My late husband said, “No.” He said that if I went, I went alone. He told me that he could get custody of the children because it would be a new and unproven job in a state I had no ties to. I believed him. I was young. I was stupid. However, I never got the chance to accept or decline the job offer, because it was made by a man that believed in family. Once he found out that my husband would not agree – the offer was rescinded. It was the last time in my life that I would ever have such a chance.
The rest of my life from then to now has been a series of “maybe someday”… somedays that never came and now never will.
I’ll never be the writer I wished to be. I’ve lost most of what I once had and the world has changed too much to care about what I have to say.
It isn’t just that, though that is reason enough, in my book, for a big pity party.
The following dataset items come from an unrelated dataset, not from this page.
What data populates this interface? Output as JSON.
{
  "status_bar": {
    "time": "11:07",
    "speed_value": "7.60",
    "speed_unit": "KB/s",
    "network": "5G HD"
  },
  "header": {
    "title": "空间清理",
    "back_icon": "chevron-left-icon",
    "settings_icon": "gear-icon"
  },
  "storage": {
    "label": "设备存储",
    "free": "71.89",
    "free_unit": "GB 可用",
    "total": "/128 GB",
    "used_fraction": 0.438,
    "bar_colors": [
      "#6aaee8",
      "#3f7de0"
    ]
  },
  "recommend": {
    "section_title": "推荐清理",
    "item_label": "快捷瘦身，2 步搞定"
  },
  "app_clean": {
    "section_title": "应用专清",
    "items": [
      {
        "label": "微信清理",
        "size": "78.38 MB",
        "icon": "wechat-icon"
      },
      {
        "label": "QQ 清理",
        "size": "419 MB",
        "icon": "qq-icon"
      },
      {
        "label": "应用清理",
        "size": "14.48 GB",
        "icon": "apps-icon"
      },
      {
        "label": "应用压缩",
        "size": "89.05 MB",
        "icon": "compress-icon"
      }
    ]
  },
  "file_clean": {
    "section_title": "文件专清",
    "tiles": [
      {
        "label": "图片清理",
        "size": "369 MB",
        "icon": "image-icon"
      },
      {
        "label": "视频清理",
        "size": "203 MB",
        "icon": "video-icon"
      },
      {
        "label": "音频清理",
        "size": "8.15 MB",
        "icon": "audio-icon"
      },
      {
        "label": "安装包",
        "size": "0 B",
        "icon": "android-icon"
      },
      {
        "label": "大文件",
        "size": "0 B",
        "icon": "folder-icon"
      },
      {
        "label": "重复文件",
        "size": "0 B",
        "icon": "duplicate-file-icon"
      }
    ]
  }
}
I’ve spent most of my life stuck in survival mode and effort, with all my dreams always shoved behind the stove, not just on the back burner. There have been a few exceptions. Writing for the Dakota Voice and American Clarion (thanks to Bob Ellis) are among them. I even had chance to briefly be a part of writing a few songs and seeing a singer/musician get his music out there. Then the bulb went out and back to all dreams on hold – this time forever.
I’ve wished I could go back and undo parts of my life and imagined how wondrous things could have been if only I could. But I can’t. Nobody can. We only get one turn, no matter how much we wish for an extra one or a redo. So, my advice is to live a good and unselfish life, but one that remembers you a bit, too. As I said, we only get one turn – make the best of yours. I wish I had.